Newton Jennifer M, Ward Nick S, Parker Geoffrey J M, Deichmann Ralf, Alexander Daniel C, Friston Karl J, Frackowiak Richard S J
Wellcome Department of Imaging Neuroscience, University College London London, UK.
Brain. 2006 Jul;129(Pt 7):1844-58. doi: 10.1093/brain/awl106. Epub 2006 May 15.
Recovery of motor function after subcortical stroke appears to be related to the integrity of descending connections from the ipsilesional cortical motor system, a view supported by the observation of greater than normal movement-related activation in ipsilesional motor regions in chronic subcortical stroke patients. This suggests that damage to the descending output fibres from one region of the cortical motor system may be compensated by activity in areas that retain corticofugal outputs. Though the trajectories of corticofugal fibres from each major component of the motor system through the corona radiata and internal capsule are well described in non-human primates, they have not been described fully in humans. Our study set out to map the trajectories of these connections in a group of healthy volunteers (8 male, 4 female; age range = 31-68 years, median = 48.5 years) and establish whether this knowledge can be used to assess stroke-induced disconnection of the cortical motor system and better interpret functional reorganization of the cortical motor system. We describe the trajectories of the connections from each major component of the motor system to the cerebral peduncle using diffusion-weighted imaging and probabilistic tractography in normal subjects. We observed good reproducibility of these connections over subjects. The comparative topography of these connections revealed many similarities between humans and other primates. We then inferred damage to corticofugal pathways in stroke patients (n = 3) by comparing the overlap between regions of subcortical white matter damage with the trajectories of the connections to each motor area. In a small series of case studies, we found that inferred disconnections could explain enhanced hand-grip-related responses, as assessed with functional MRI, in the ipsilesional motor system. These results confirm that selective disruption of motor corticofugal fibres influences functional reorganization and outcome in individual patients.

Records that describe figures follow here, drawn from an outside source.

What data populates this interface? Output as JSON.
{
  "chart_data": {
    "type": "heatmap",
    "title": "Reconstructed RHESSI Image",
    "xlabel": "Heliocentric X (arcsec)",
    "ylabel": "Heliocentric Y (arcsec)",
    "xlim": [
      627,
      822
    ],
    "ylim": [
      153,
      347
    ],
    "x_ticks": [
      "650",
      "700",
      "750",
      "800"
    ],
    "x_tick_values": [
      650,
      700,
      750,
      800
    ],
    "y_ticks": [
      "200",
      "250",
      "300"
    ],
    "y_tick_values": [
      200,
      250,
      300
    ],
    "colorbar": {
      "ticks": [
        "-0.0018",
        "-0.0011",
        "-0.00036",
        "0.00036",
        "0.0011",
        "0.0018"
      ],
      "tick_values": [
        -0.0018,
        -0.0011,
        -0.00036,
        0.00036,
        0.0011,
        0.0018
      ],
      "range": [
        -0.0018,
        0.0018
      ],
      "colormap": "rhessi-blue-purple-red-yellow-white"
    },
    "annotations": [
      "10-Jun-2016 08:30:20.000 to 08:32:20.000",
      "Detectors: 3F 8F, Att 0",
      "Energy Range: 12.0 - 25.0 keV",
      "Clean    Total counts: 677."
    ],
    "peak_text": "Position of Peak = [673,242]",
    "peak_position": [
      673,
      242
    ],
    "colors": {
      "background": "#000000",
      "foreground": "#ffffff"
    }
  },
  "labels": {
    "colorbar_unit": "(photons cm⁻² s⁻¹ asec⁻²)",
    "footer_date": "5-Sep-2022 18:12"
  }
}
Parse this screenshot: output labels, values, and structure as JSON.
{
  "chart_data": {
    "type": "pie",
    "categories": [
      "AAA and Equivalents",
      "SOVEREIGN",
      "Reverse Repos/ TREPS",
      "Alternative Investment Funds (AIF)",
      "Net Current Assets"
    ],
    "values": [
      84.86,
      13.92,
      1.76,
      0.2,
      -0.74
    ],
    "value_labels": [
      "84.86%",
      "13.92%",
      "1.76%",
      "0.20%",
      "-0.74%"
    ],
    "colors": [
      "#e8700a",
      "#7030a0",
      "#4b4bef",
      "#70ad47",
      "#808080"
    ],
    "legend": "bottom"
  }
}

皮质下卒中后运动功能的恢复似乎与同侧皮质运动系统下行连接的完整性有关,这一观点得到了以下观察结果的支持:在慢性皮质下卒中患者的同侧运动区域,与运动相关的激活大于正常水平。这表明,皮质运动系统一个区域的下行输出纤维受损,可能会由保留皮质传出纤维的区域的活动来补偿。虽然在非人类灵长类动物中,已经很好地描述了运动系统各主要组成部分的皮质传出纤维通过放射冠和内囊的走行轨迹,但在人类中尚未得到充分描述。我们的研究旨在绘制一组健康志愿者(8名男性,4名女性;年龄范围=31-68岁,中位数=48.5岁)中这些连接的轨迹,并确定这些知识是否可用于评估卒中引起的皮质运动系统断开连接情况,以及更好地解释皮质运动系统的功能重组。我们使用正常受试者的扩散加权成像和概率性纤维束成像,描述了运动系统各主要组成部分到大脑脚的连接轨迹。我们观察到这些连接在受试者之间具有良好的可重复性。这些连接的比较性拓扑结构揭示了人类与其他灵长类动物之间的许多相似之处。然后,我们通过比较皮质下白质损伤区域与每个运动区域连接轨迹之间的重叠,推断卒中患者(n=3)的皮质传出通路损伤情况。在一系列小型病例研究中,我们发现,如通过功能磁共振成像评估,推断出的连接中断可以解释同侧运动系统中与握力相关的反应增强。这些结果证实,运动皮质传出纤维的选择性中断会影响个体患者的功能重组和预后。